Most puzzle books that "solve" the Two Child Problem I gave at the start of this comment will say the answer is 33%. There are three possible family types that include a boy, and only one has two. But that's wrong; in fact, the problem is identical to Bertrand's Box Problem if you add a fourth box, and put a gold coin and a silver coin in it. It seems that most of these authors failed to heed Bertrand's cautionary tale, which is quite sad, because many of them also present his [problem in the same books.

Anonymous said...

OMG i was going nuts trying to wrap my head around the whole 2/3 chance remaining after selecting the first coin.....but using seperate coins made this soooooooooooo much easier....makes perfect sense now....cheers

Anonymous said...

Aah, I still don't get it! Which is good. It took me a while to understand the Monty Hall problem, but when I did, it was such a mind blow.

OLY said...

It's a variation of the Monty Hall problem.

JeffJo said...

For June 16th's anonymous: Look at it this way: Considering just the first coin, what is the chance you'll get a gold coin? How about a silver coin? Note that these chances can't be different, so both have to be 50%. But 2/3, or 67%, of the boxes have a gold coin. This is that paradox. It happens because it is possible to draw a silver coin first out of a box that also has a gold coin, so you can't count those. Now consider the second coin, given that the first is gold. And remember that you still can't count all of the boxes that have a gold coin, just those where the first coin drawn is gold.

The Monty Hall problem is a variation of the Box Paradox; in fact, the math is identical. But the actual similarity in the problems is quite subtle, and most people can't find it. The concept that ties them together is that the information you get (there is a gold coin, one child is a boy, Door #3 doesn’t have the desired prize) is always based on a choice between two options that are equivalent except in name - like a gold con vs. a silver coin, or a boy vs. a girl.

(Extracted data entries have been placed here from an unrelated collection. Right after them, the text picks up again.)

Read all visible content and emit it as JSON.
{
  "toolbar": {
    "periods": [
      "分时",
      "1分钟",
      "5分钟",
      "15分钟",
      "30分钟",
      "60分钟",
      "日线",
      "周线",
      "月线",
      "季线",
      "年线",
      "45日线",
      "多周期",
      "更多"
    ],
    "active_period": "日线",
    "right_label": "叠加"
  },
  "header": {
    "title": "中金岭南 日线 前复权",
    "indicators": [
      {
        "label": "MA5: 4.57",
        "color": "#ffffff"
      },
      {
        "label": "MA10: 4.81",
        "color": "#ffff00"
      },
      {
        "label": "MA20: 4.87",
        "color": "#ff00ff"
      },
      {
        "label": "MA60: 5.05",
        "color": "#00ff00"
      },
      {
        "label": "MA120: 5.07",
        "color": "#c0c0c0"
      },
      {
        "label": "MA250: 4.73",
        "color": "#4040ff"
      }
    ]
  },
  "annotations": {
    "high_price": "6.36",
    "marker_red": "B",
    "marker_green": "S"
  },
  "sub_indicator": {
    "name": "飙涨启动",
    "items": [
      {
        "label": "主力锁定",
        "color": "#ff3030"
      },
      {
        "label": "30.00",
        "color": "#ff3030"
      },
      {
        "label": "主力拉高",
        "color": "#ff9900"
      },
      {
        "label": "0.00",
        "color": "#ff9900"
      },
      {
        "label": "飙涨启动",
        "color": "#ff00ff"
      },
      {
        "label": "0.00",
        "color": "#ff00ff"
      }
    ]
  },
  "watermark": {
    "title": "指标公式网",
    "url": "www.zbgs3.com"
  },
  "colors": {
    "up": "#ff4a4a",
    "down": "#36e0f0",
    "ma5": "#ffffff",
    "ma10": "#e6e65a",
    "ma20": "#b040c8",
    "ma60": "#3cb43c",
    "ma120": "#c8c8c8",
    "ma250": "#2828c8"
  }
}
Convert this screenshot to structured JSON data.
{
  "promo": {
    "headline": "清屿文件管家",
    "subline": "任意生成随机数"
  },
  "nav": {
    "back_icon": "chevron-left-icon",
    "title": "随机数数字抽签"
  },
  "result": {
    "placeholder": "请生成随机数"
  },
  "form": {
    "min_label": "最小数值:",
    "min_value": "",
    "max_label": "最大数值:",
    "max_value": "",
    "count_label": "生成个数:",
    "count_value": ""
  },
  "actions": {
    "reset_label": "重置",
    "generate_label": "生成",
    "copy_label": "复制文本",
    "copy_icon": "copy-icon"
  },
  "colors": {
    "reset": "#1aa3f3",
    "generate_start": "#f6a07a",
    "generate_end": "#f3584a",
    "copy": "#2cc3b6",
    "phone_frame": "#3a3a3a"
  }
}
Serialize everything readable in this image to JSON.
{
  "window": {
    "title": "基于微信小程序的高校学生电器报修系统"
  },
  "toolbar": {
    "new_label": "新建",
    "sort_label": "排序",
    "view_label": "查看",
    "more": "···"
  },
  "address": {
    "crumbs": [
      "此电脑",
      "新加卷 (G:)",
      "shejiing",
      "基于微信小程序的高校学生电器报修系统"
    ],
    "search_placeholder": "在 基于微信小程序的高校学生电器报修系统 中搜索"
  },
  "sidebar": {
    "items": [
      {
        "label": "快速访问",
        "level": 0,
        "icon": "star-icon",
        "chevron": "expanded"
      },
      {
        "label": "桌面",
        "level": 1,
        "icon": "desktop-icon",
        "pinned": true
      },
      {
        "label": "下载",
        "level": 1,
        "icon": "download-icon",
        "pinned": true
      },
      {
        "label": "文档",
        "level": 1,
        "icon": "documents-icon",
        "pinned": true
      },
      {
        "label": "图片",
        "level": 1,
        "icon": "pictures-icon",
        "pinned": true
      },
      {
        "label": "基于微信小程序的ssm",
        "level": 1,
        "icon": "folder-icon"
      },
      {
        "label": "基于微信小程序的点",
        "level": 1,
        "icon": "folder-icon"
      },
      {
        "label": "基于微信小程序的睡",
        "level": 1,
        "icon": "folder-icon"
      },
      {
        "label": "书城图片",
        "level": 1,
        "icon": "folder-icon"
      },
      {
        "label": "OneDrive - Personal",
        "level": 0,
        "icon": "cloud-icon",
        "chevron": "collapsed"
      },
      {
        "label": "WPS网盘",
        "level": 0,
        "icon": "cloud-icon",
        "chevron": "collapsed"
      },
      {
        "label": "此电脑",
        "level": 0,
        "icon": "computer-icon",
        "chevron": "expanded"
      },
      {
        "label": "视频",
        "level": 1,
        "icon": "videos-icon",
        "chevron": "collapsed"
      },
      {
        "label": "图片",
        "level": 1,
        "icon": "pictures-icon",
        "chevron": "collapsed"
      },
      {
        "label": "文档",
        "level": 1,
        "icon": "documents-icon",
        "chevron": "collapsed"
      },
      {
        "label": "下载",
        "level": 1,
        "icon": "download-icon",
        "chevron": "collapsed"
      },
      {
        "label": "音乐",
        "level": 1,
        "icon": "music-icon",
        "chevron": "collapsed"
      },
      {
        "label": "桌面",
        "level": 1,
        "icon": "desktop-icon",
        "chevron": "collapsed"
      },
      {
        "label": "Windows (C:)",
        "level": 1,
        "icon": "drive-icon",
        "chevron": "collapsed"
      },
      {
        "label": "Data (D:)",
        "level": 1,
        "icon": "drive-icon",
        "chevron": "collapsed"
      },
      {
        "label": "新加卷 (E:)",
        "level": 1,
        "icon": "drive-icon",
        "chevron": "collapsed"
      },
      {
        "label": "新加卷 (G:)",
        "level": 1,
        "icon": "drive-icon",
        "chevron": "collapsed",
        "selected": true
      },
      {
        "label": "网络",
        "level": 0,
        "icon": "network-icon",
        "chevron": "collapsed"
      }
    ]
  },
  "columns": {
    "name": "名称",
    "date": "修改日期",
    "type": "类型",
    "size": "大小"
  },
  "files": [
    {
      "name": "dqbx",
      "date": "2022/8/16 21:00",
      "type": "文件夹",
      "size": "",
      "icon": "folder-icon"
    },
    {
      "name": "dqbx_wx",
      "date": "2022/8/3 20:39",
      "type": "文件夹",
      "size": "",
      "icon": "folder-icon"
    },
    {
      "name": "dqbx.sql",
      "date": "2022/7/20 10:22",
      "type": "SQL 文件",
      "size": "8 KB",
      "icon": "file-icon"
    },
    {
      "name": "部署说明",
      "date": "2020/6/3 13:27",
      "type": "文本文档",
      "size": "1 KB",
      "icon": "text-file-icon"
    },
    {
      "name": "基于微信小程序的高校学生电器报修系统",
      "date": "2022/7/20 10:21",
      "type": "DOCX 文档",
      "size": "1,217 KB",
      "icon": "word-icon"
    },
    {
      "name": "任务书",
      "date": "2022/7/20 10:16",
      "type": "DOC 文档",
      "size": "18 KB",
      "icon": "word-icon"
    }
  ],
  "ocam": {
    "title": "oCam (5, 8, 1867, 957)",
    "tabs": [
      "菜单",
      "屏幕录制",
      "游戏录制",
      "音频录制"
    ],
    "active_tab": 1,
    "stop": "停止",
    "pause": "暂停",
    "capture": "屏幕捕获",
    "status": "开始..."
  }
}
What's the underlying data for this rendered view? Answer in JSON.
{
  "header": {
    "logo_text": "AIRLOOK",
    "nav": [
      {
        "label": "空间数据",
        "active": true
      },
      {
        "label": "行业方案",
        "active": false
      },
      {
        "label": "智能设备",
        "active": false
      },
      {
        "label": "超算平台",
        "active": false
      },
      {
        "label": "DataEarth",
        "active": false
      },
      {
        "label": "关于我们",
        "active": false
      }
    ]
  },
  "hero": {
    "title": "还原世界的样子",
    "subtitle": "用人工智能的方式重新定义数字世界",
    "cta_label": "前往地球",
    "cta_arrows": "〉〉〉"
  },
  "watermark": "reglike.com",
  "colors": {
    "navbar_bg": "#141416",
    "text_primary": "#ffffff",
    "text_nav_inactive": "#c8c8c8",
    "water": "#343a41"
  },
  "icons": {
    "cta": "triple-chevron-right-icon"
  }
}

If you try to describe this choice in terms of car vs. goat, you will fail because the choices aren't equivalent. If you try to describe it in terms of the door numbers you will fail because there are three, and either one or two represent choices than can't be made.

But there is a way to make Monty Hall equivalent to Bertrand's Box Paradox. The box can contain gold coins but not silver, or silver coins but not gold, or both kinds. In the game with Monty Hall, you first need to randomly label the two doors you didn't pick Gold and Silver. Your door is either different than Gold but not Silver, different than Silver but not Gold, or different than both. When Monty Hall opens a door - say it is Silver - to reveal a goat, you find out that your door is different than Gold because one must have the car and one must have a goat. But you don’t find out whether your door is different than Silver. The problems are now identical.

Unknown said...

Oliver - one tiny suggestion to make it a little more clear. Could you state that you pick the second coin from the same box as you picked the first from? "pick a box at random to choose the first coin. It is gold. Then what is the probability that you pick a gold coin if you pick the remaining coin from the box you initially chose."

Maybe I am the only one that didn't get that right away, and if so, feel free to ignore me!